The Wait Times Alliance began issuing national report cards five years ago to measure how provinces were living up to their 2004 Health Accord commitments to reduce wait times for joint replacement, diagnostic imaging, cardiac surgery, sight restoration and cancer treatment.
It is not yet known whether provinces will negotiate similar commitments for the new funding agreement that will replace the 2004 accord when it expires in two years.
The Conservative government announced last fall that Ottawa would scale back the yearly increases in health transfer payments by tying them to the rate of economic growth plus inflation beginning in 2016.
The 2012 report card issued Tuesday showed no change in grades for the national average.
That means good news for cancer patients waiting for radiation therapy and those waiting for a coronary bypass.
They both received an “A” grade, meaning that at least 80 per cent of the people requiring those treatments received them within the benchmark set by governments — four weeks for radiation and 26 weeks for heart surgery.
Hip replacements, which have a 26-week benchmark, and cataract surgery, where the target is 16 weeks, received a national grade of “B,” meaning that 70 to 79 per cent of patients were treated within that time limit.
Knee replacements, which provincial governments agreed should not take longer than 26 weeks to receive, received a “C” grade, which means that 60 to 69 per cent of patients were treated by the deadline.
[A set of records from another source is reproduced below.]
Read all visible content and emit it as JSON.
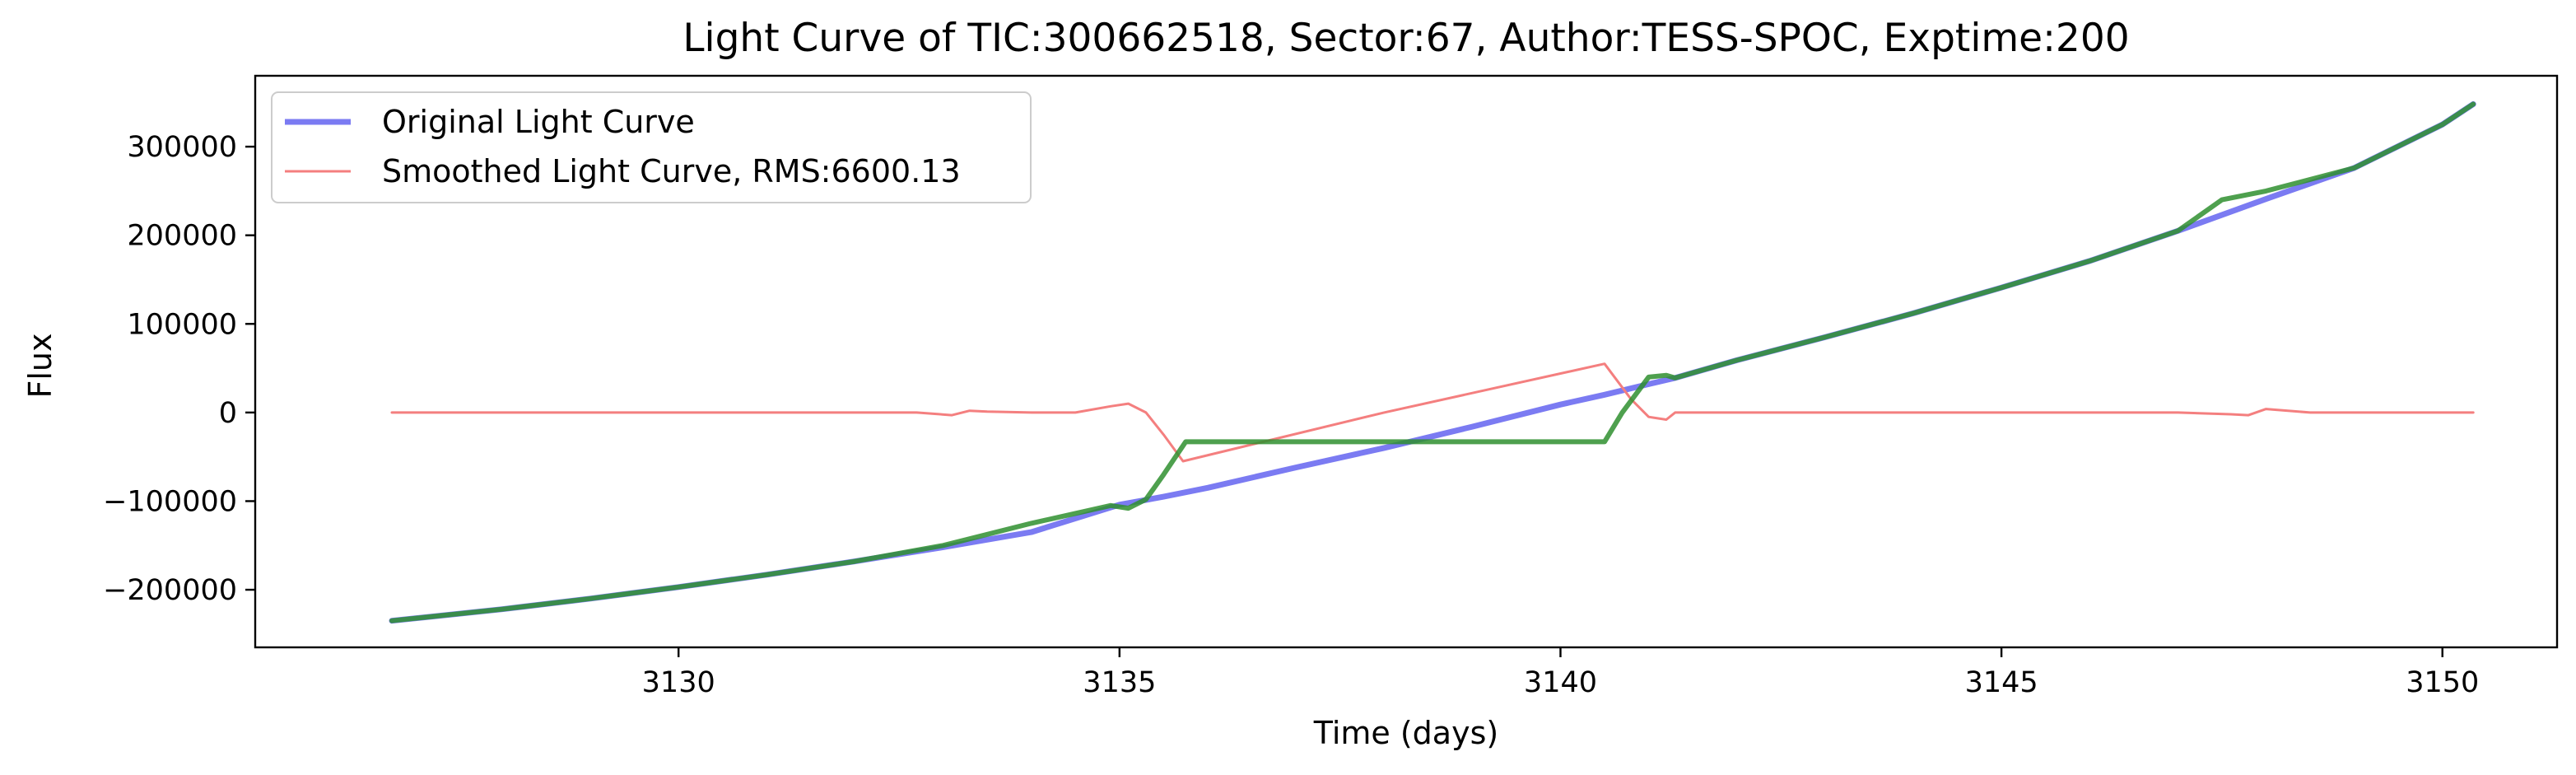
{
  "chart_data": {
    "type": "line",
    "title": "Light Curve of TIC:300662518, Sector:67, Author:TESS-SPOC, Exptime:200",
    "xlabel": "Time (days)",
    "ylabel": "Flux",
    "xlim": [
      3125.2,
      3151.3
    ],
    "ylim": [
      -265000,
      380000
    ],
    "xticks": [
      3130,
      3135,
      3140,
      3145,
      3150
    ],
    "xtick_labels": [
      "3130",
      "3135",
      "3140",
      "3145",
      "3150"
    ],
    "yticks": [
      -200000,
      -100000,
      0,
      100000,
      200000,
      300000
    ],
    "ytick_labels": [
      "−200000",
      "−100000",
      "0",
      "100000",
      "200000",
      "300000"
    ],
    "grid": false,
    "legend_position": "upper-left",
    "series": [
      {
        "name": "Original Light Curve",
        "color": "#7b7bf2",
        "x": [
          3126.75,
          3128,
          3129,
          3130,
          3131,
          3132,
          3133,
          3134,
          3135,
          3135.5,
          3136,
          3137,
          3138,
          3139,
          3140,
          3140.5,
          3141,
          3141.3,
          3142,
          3143,
          3144,
          3145,
          3146,
          3147,
          3148,
          3149,
          3150,
          3150.35
        ],
        "y": [
          -235000,
          -222000,
          -210000,
          -197000,
          -183000,
          -168000,
          -152000,
          -135000,
          -104000,
          -95000,
          -85000,
          -62000,
          -40000,
          -16000,
          9000,
          20000,
          32000,
          39000,
          59000,
          85000,
          112000,
          141000,
          171000,
          205000,
          241000,
          276000,
          325000,
          348000
        ]
      },
      {
        "name": "Smoothed Light Curve, RMS:6600.13",
        "color": "#f47f7f",
        "x": [
          3126.75,
          3128,
          3129,
          3130,
          3131,
          3132,
          3132.7,
          3133.1,
          3133.3,
          3133.5,
          3134,
          3134.5,
          3134.9,
          3135.1,
          3135.3,
          3135.5,
          3135.72,
          3138,
          3140.5,
          3140.8,
          3141.0,
          3141.2,
          3141.3,
          3142,
          3143,
          3144,
          3145,
          3146,
          3147,
          3147.6,
          3147.8,
          3148.0,
          3148.5,
          3149,
          3150,
          3150.35
        ],
        "y": [
          0,
          0,
          0,
          0,
          0,
          0,
          0,
          -3000,
          2000,
          1000,
          0,
          0,
          7000,
          10000,
          0,
          -25000,
          -55000,
          0,
          55000,
          15000,
          -5000,
          -8000,
          0,
          0,
          0,
          0,
          0,
          0,
          0,
          -2000,
          -3000,
          4000,
          0,
          0,
          0,
          0
        ]
      },
      {
        "name": "",
        "color": "#2f8f2f",
        "x": [
          3126.75,
          3128,
          3129,
          3130,
          3131,
          3132,
          3133,
          3134,
          3134.9,
          3135.1,
          3135.3,
          3135.5,
          3135.75,
          3140.5,
          3140.7,
          3141.0,
          3141.2,
          3141.3,
          3142,
          3143,
          3144,
          3145,
          3146,
          3147,
          3147.5,
          3148,
          3149,
          3150,
          3150.35
        ],
        "y": [
          -235000,
          -222000,
          -210000,
          -197000,
          -183000,
          -168000,
          -150000,
          -125000,
          -105000,
          -108000,
          -98000,
          -70000,
          -33000,
          -33000,
          0,
          40000,
          42000,
          39000,
          59000,
          85000,
          112000,
          141000,
          171000,
          205000,
          240000,
          250000,
          276000,
          325000,
          348000
        ]
      }
    ],
    "legend": [
      {
        "label": "Original Light Curve",
        "color": "#7b7bf2"
      },
      {
        "label": "Smoothed Light Curve, RMS:6600.13",
        "color": "#f47f7f"
      }
    ]
  }
}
The report shows not every province is performing at the same level.
Ontario received “A” grades in each of the five categories, but two provinces — Prince Edward Island and Nova Scotia — received the failing grade of “F” for knee replacements.
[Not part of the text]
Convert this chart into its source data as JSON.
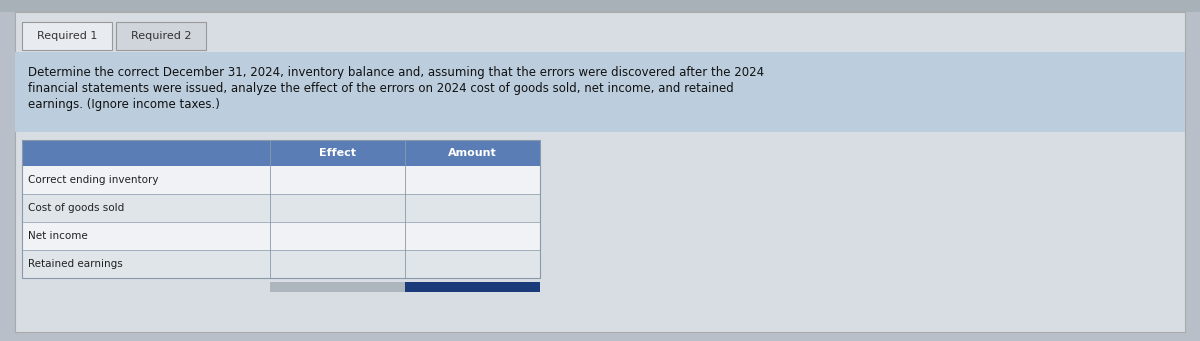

In those provinces, says the report card, less than half the patients requiring knee replacements received them by the end of 26 weeks.
This year, the Wait Times Alliance decided to expand its report card beyond the five priority areas identified in the 2004 Health Accord — a decade-long agreement that set the level of health transfers from the federal government to provinces — to look at other treatments.
The report card notes that provinces had agreed to “start” with reducing wait times in the five key areas, “not to begin and end with them”.
Using ideal wait times set by the alliance, the report card gave a failing grade to Ontario for how long admitted patients remained in the emergency room before being given a bed, but awarded the province an “A” for non-admitted patients who arrive at emergency in various levels of distress.
Ontario and Alberta were the only two provinces that made emergency-room wait times available, so it is difficult to determine how they stack up against the rest.
Ontario also received an “F” for having fewer than 50 per cent of patients receive breast cancer reconstruction surgery within four weeks.
British Columbia, the only other province with data on those wait times, also received a failing grade.
Many of the benchmarks — including those set by the government — measure the amount of time patients have to wait between visiting a specialist and receiving whatever treatment that specialist decided they need.
The report notes that patients measure this time differently — beginning from the onset of illness — and that it can often take far longer to find a family doctor or wait for an appointment with a specialist than it does to receive treatment.
“Waiting for specialist treatment is really just the tip of the iceberg, and when you add up all the waiting periods endured by patients, the total wait for care can be very lengthy,” Simpson said in the release.